September 12, 2014
Exothermic vs. Endothermic Change - Why Coaches Should Be A Match, Not The SunAn analogy I sometimes use to explain my approach to promoting positive change in software development organisations is the difference between exothermic and endothermic reactions.
If you think back to high school chemistry, an exothermic reaction is that generates heat from within. The combustion of fuels like petrol and wood is an example of an exothermic reaction. Sitting around a campfire on a cold night is one way in which we benefit from exothermic reactions.
Conversely, an endothermic reaction is one that draws energy (heat) in from its surroundings to make it go. For example, photosynthesis in plants is an endothermic reaction powered by the sun.
The key here to understanding the Codemanship way is to appreciate that if the sun stops shining then photosynthesis stops, too. Whereas a campfire may keep on burning until all the useful fuel - in the form of combustible carbohydrates - is used up. In the case of the campfire, the reaction is triggered by an outside force - e.g., a match - but once the fire's going it sustains itself from within. An endothermic reaction needs continued outside stimulation - a constant input of external energy - or it stops.
Projecting that idea - albeit spuriously - on to fostering change in dev teams, as an outside force I would rather be a match lighting a campfire than the sun driving chemical reactions in a plant. (The two are, of course, related. The energy we're burning on the campfire came from the sun via photosynthesis, but that's the problem with analogies.)
My approach is to turn up, inject a big dose of external energy into the system, and try to get a fire started. For that, we need the system to have its own fuel. This is the people, and their energy and enthusiasm for doing things better.

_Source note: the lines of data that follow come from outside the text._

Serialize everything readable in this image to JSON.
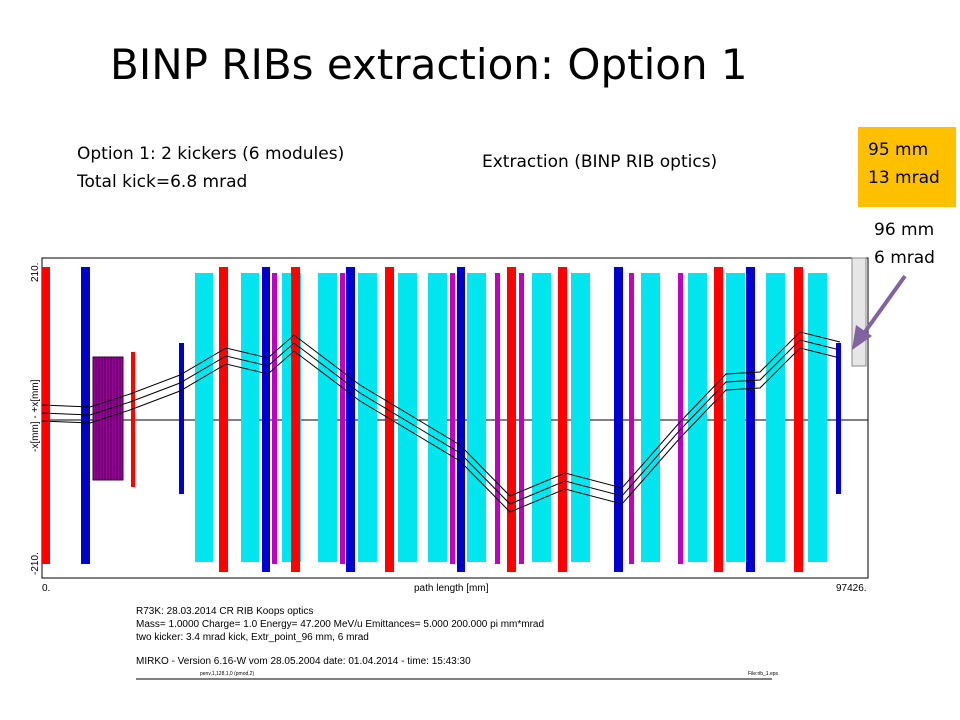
{
  "slide": {
    "title": "BINP RIBs extraction: Option 1",
    "option_line1": "Option 1:  2 kickers (6 modules)",
    "option_line2": "Total kick=6.8 mrad",
    "extraction_label": "Extraction (BINP RIB optics)",
    "box_95": {
      "line1": "95 mm",
      "line2": "13 mrad",
      "bg": "#ffc000"
    },
    "label_96": {
      "line1": "96 mm",
      "line2": "6 mrad"
    }
  },
  "plot": {
    "y_top": "210.",
    "y_bottom": "-210.",
    "y_axis_label": "-x[mm] - +x[mm]",
    "x_start": "0.",
    "x_end": "97426.",
    "x_axis_label": "path length [mm]",
    "info_lines": [
      "R73K: 28.03.2014 CR RIB Koops optics",
      "Mass= 1.0000 Charge= 1.0 Energy= 47.200 MeV/u Emittances= 5.000 200.000 pi mm*mrad",
      "two kicker: 3.4 mrad kick, Extr_point_96 mm, 6 mrad"
    ],
    "version_line": "MIRKO  -  Version 6.16-W vom 28.05.2004   date: 01.04.2014 - time: 15:43:30",
    "small_left": "penv,1,128,1,0 (pmod,2)",
    "small_right": "File:rib_1.eps",
    "colors": {
      "dipole": "#00e5ee",
      "quad": "#ff0000",
      "sext": "#c000c0",
      "steer": "#0000cc",
      "kicker": "#990099"
    }
  }
}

The conditions need to be right, or once I stop injecting energy, the reaction will stop, too. Many development teams are the equivalent of damp wood, their enthusiasm having been dampened by years of hard grind and demotivation. They need some preparing before we can light the fire.

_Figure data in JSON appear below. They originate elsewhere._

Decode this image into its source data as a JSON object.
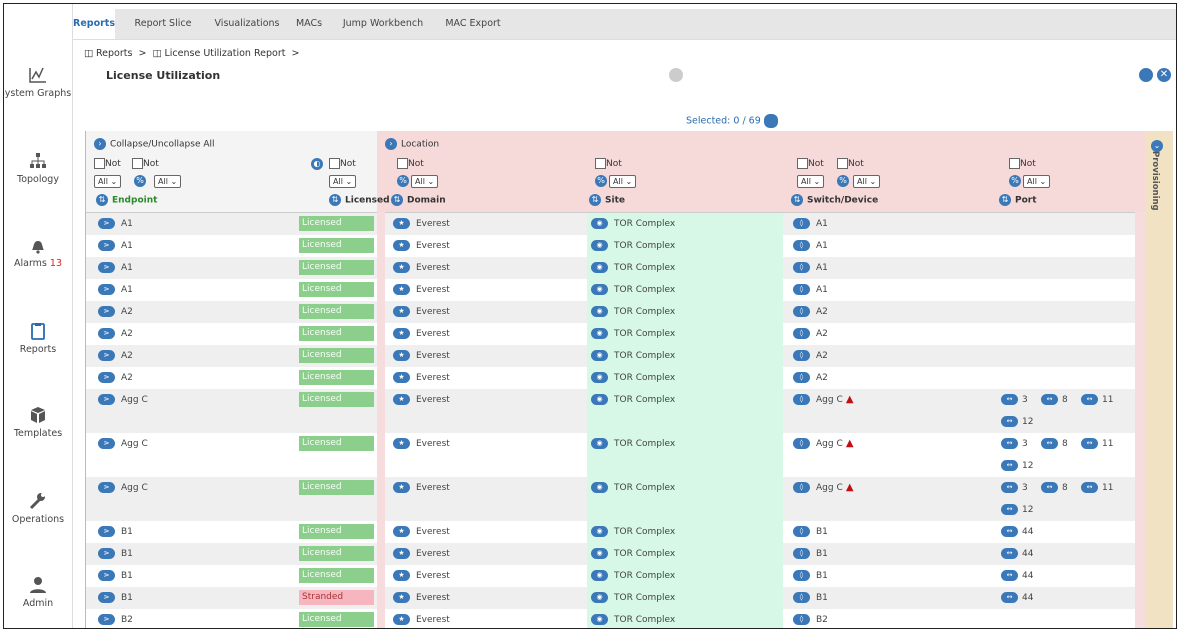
{
  "sidebar": [
    {
      "label": "System Graphs"
    },
    {
      "label": "Topology"
    },
    {
      "label": "Alarms",
      "badge": 13
    },
    {
      "label": "Reports"
    },
    {
      "label": "Templates"
    },
    {
      "label": "Operations"
    },
    {
      "label": "Admin"
    }
  ],
  "tabs": [
    "Reports",
    "Report Slice",
    "Visualizations",
    "MACs",
    "Jump Workbench",
    "MAC Export"
  ],
  "breadcrumb": [
    "Reports",
    "License Utilization Report"
  ],
  "title": "License Utilization",
  "selected": "Selected: 0 / 69",
  "groups": {
    "first": "Collapse/Uncollapse All",
    "location": "Location",
    "provisioning": "Provisioning"
  },
  "filter": {
    "not": "Not",
    "all": "All"
  },
  "columns": [
    "Endpoint",
    "Licensed",
    "Domain",
    "Site",
    "Switch/Device",
    "Port"
  ],
  "rows": [
    {
      "endpoint": "A1",
      "license": "Licensed",
      "domain": "Everest",
      "site": "TOR Complex",
      "device": "A1",
      "ports": [],
      "warning": false
    },
    {
      "endpoint": "A1",
      "license": "Licensed",
      "domain": "Everest",
      "site": "TOR Complex",
      "device": "A1",
      "ports": [],
      "warning": false
    },
    {
      "endpoint": "A1",
      "license": "Licensed",
      "domain": "Everest",
      "site": "TOR Complex",
      "device": "A1",
      "ports": [],
      "warning": false
    },
    {
      "endpoint": "A1",
      "license": "Licensed",
      "domain": "Everest",
      "site": "TOR Complex",
      "device": "A1",
      "ports": [],
      "warning": false
    },
    {
      "endpoint": "A2",
      "license": "Licensed",
      "domain": "Everest",
      "site": "TOR Complex",
      "device": "A2",
      "ports": [],
      "warning": false
    },
    {
      "endpoint": "A2",
      "license": "Licensed",
      "domain": "Everest",
      "site": "TOR Complex",
      "device": "A2",
      "ports": [],
      "warning": false
    },
    {
      "endpoint": "A2",
      "license": "Licensed",
      "domain": "Everest",
      "site": "TOR Complex",
      "device": "A2",
      "ports": [],
      "warning": false
    },
    {
      "endpoint": "A2",
      "license": "Licensed",
      "domain": "Everest",
      "site": "TOR Complex",
      "device": "A2",
      "ports": [],
      "warning": false
    },
    {
      "endpoint": "Agg C",
      "license": "Licensed",
      "domain": "Everest",
      "site": "TOR Complex",
      "device": "Agg C",
      "ports": [
        3,
        8,
        11,
        12
      ],
      "warning": true
    },
    {
      "endpoint": "Agg C",
      "license": "Licensed",
      "domain": "Everest",
      "site": "TOR Complex",
      "device": "Agg C",
      "ports": [
        3,
        8,
        11,
        12
      ],
      "warning": true
    },
    {
      "endpoint": "Agg C",
      "license": "Licensed",
      "domain": "Everest",
      "site": "TOR Complex",
      "device": "Agg C",
      "ports": [
        3,
        8,
        11,
        12
      ],
      "warning": true
    },
    {
      "endpoint": "B1",
      "license": "Licensed",
      "domain": "Everest",
      "site": "TOR Complex",
      "device": "B1",
      "ports": [
        44
      ],
      "warning": false
    },
    {
      "endpoint": "B1",
      "license": "Licensed",
      "domain": "Everest",
      "site": "TOR Complex",
      "device": "B1",
      "ports": [
        44
      ],
      "warning": false
    },
    {
      "endpoint": "B1",
      "license": "Licensed",
      "domain": "Everest",
      "site": "TOR Complex",
      "device": "B1",
      "ports": [
        44
      ],
      "warning": false
    },
    {
      "endpoint": "B1",
      "license": "Stranded",
      "domain": "Everest",
      "site": "TOR Complex",
      "device": "B1",
      "ports": [
        44
      ],
      "warning": false
    },
    {
      "endpoint": "B2",
      "license": "Licensed",
      "domain": "Everest",
      "site": "TOR Complex",
      "device": "B2",
      "ports": [],
      "warning": false
    }
  ]
}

The calories to burn, though, are always there. It's not easy becoming even a mediocre software developer. There would have been a time when anyone who does it for living was enthused and motivated to work through the pain and learn how to make programs work. That enthusiasm is rarely lost forever, even though it may often be buried deep beneath the battle-scarred surface.

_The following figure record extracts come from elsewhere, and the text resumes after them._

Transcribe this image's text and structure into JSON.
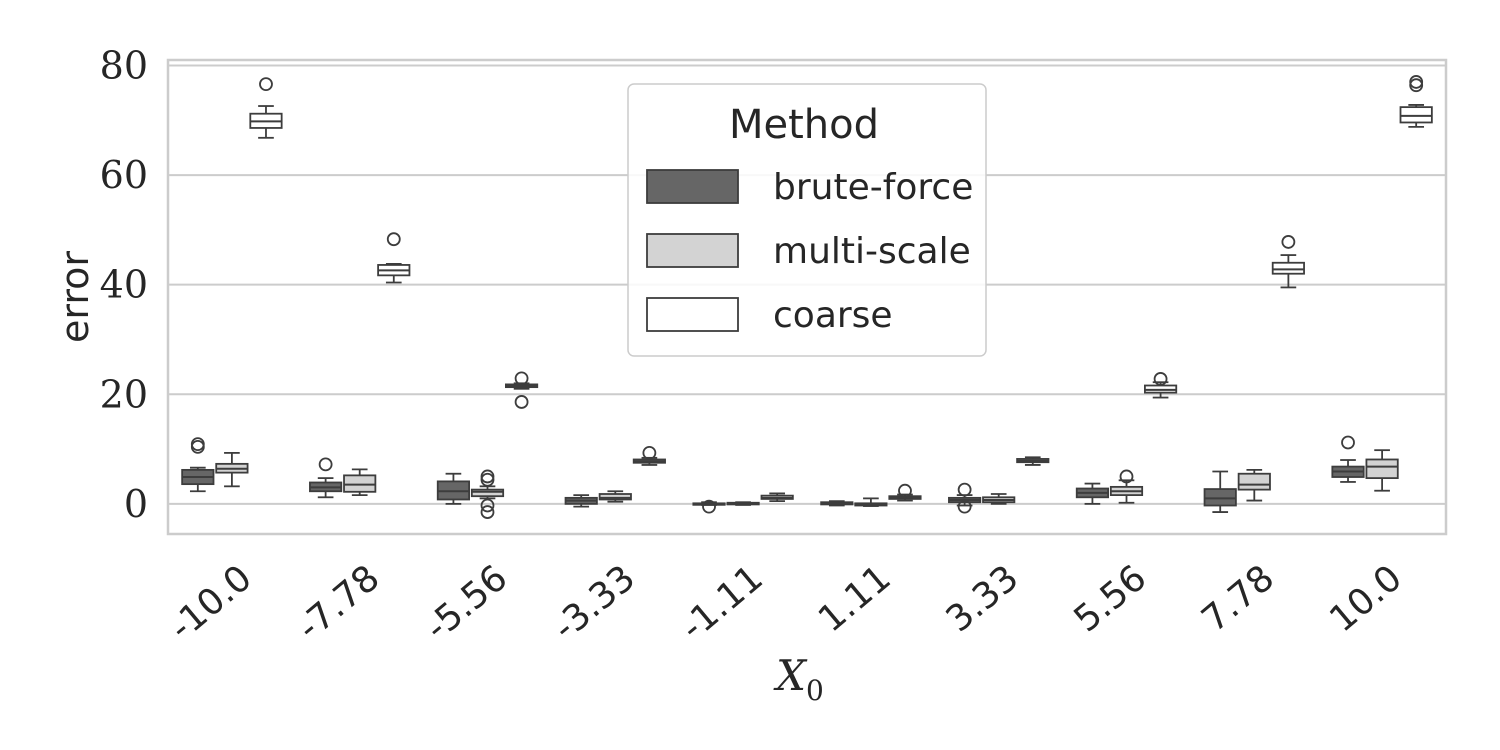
{
  "chart_data": {
    "type": "box",
    "xlabel": "X",
    "xlabel_subscript": "0",
    "ylabel": "error",
    "ylim": [
      -5.5,
      81
    ],
    "yticks": [
      "0",
      "20",
      "40",
      "60",
      "80"
    ],
    "grid": true,
    "legend": {
      "title": "Method",
      "placement": "top-center"
    },
    "categories": [
      "-10.0",
      "-7.78",
      "-5.56",
      "-3.33",
      "-1.11",
      "1.11",
      "3.33",
      "5.56",
      "7.78",
      "10.0"
    ],
    "series": [
      {
        "name": "brute-force",
        "color": "#666666",
        "boxes": [
          {
            "whislo": 2.3,
            "q1": 3.6,
            "med": 4.9,
            "q3": 6.2,
            "whishi": 6.6,
            "fliers": [
              10.4,
              10.9
            ]
          },
          {
            "whislo": 1.2,
            "q1": 2.3,
            "med": 3.0,
            "q3": 3.9,
            "whishi": 4.7,
            "fliers": [
              7.2
            ]
          },
          {
            "whislo": 0.0,
            "q1": 0.8,
            "med": 2.3,
            "q3": 4.1,
            "whishi": 5.5,
            "fliers": []
          },
          {
            "whislo": -0.5,
            "q1": 0.0,
            "med": 0.6,
            "q3": 1.1,
            "whishi": 1.6,
            "fliers": []
          },
          {
            "whislo": -0.2,
            "q1": -0.1,
            "med": 0.0,
            "q3": 0.1,
            "whishi": 0.3,
            "fliers": [
              -0.5
            ]
          },
          {
            "whislo": -0.3,
            "q1": -0.1,
            "med": 0.1,
            "q3": 0.3,
            "whishi": 0.5,
            "fliers": []
          },
          {
            "whislo": -0.3,
            "q1": 0.3,
            "med": 0.7,
            "q3": 1.1,
            "whishi": 1.6,
            "fliers": [
              2.6,
              -0.5
            ]
          },
          {
            "whislo": 0.0,
            "q1": 1.2,
            "med": 2.0,
            "q3": 2.8,
            "whishi": 3.7,
            "fliers": []
          },
          {
            "whislo": -1.5,
            "q1": -0.3,
            "med": 1.0,
            "q3": 2.7,
            "whishi": 5.9,
            "fliers": []
          },
          {
            "whislo": 4.0,
            "q1": 4.9,
            "med": 5.9,
            "q3": 6.8,
            "whishi": 8.0,
            "fliers": [
              11.2
            ]
          }
        ]
      },
      {
        "name": "multi-scale",
        "color": "#d3d3d3",
        "boxes": [
          {
            "whislo": 3.2,
            "q1": 5.7,
            "med": 6.4,
            "q3": 7.3,
            "whishi": 9.3,
            "fliers": []
          },
          {
            "whislo": 1.6,
            "q1": 2.2,
            "med": 3.5,
            "q3": 5.2,
            "whishi": 6.3,
            "fliers": []
          },
          {
            "whislo": 1.0,
            "q1": 1.4,
            "med": 2.2,
            "q3": 2.6,
            "whishi": 3.2,
            "fliers": [
              -0.3,
              -1.5,
              4.4,
              5.0
            ]
          },
          {
            "whislo": 0.4,
            "q1": 0.8,
            "med": 1.1,
            "q3": 1.8,
            "whishi": 2.3,
            "fliers": []
          },
          {
            "whislo": -0.2,
            "q1": -0.1,
            "med": 0.1,
            "q3": 0.2,
            "whishi": 0.3,
            "fliers": []
          },
          {
            "whislo": -0.4,
            "q1": -0.3,
            "med": -0.1,
            "q3": 0.1,
            "whishi": 1.0,
            "fliers": []
          },
          {
            "whislo": 0.0,
            "q1": 0.3,
            "med": 0.7,
            "q3": 1.2,
            "whishi": 1.8,
            "fliers": []
          },
          {
            "whislo": 0.2,
            "q1": 1.6,
            "med": 2.3,
            "q3": 3.1,
            "whishi": 4.3,
            "fliers": [
              5.0
            ]
          },
          {
            "whislo": 0.6,
            "q1": 2.6,
            "med": 3.5,
            "q3": 5.5,
            "whishi": 6.2,
            "fliers": []
          },
          {
            "whislo": 2.4,
            "q1": 4.7,
            "med": 6.8,
            "q3": 8.1,
            "whishi": 9.8,
            "fliers": []
          }
        ]
      },
      {
        "name": "coarse",
        "color": "#ffffff",
        "boxes": [
          {
            "whislo": 66.8,
            "q1": 68.6,
            "med": 69.8,
            "q3": 71.2,
            "whishi": 72.6,
            "fliers": [
              76.6
            ]
          },
          {
            "whislo": 40.4,
            "q1": 41.7,
            "med": 42.6,
            "q3": 43.6,
            "whishi": 43.8,
            "fliers": [
              48.3
            ]
          },
          {
            "whislo": 21.0,
            "q1": 21.3,
            "med": 21.6,
            "q3": 21.8,
            "whishi": 22.0,
            "fliers": [
              18.6,
              22.9
            ]
          },
          {
            "whislo": 7.1,
            "q1": 7.5,
            "med": 7.8,
            "q3": 8.1,
            "whishi": 8.4,
            "fliers": [
              9.3
            ]
          },
          {
            "whislo": 0.5,
            "q1": 0.9,
            "med": 1.1,
            "q3": 1.5,
            "whishi": 1.9,
            "fliers": []
          },
          {
            "whislo": 0.6,
            "q1": 0.9,
            "med": 1.1,
            "q3": 1.4,
            "whishi": 1.7,
            "fliers": [
              2.4
            ]
          },
          {
            "whislo": 7.1,
            "q1": 7.6,
            "med": 7.9,
            "q3": 8.2,
            "whishi": 8.5,
            "fliers": []
          },
          {
            "whislo": 19.4,
            "q1": 20.3,
            "med": 20.8,
            "q3": 21.6,
            "whishi": 22.2,
            "fliers": [
              22.8
            ]
          },
          {
            "whislo": 39.5,
            "q1": 42.0,
            "med": 42.8,
            "q3": 44.0,
            "whishi": 45.4,
            "fliers": [
              47.8
            ]
          },
          {
            "whislo": 68.8,
            "q1": 69.6,
            "med": 70.8,
            "q3": 72.4,
            "whishi": 72.8,
            "fliers": [
              76.4,
              77.0
            ]
          }
        ]
      }
    ]
  }
}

So my focus tends to be on recapturing that joy of programming so that the latent energy and enthusiasm can be more easily ignited, starting a self-sustaining process of change that mostly comes from within the teams and doesn't have to be continually driven from outside.
This is why, putting specific practices and technical knowledge aside, Codemanship is chiefly about addressing developer culture. Workshops on TDD, refactoring, OO design and all manner of goodly Extreme stuff are really just hooks on which to hang that hat: an excuse to have conversations about what being a software developer means to you, about the developer culture in your organisation, and to do more than a little rabble rousing. That you leave having learned something about red-green-refactor is arguably less important than if you leave thinking "I'm as mad as hell, and I'm not going to take it any more!"
This is all because I believe that writing software can be, and for some people, is the best job in the world. Well, maybe not the best - but it's certainly got the potential to be a great way to make a living. I wake up every day thankful that I get to do this. It pains me to see developers who've had that beaten out of them by the school of hard knocks.
Real long-term change seems always to come from within. It has to be a self-sustaining process, driven almost unconsciously by teams who love what they do. Ultimately, it's something teams must do for themselves. All I can do is light the match.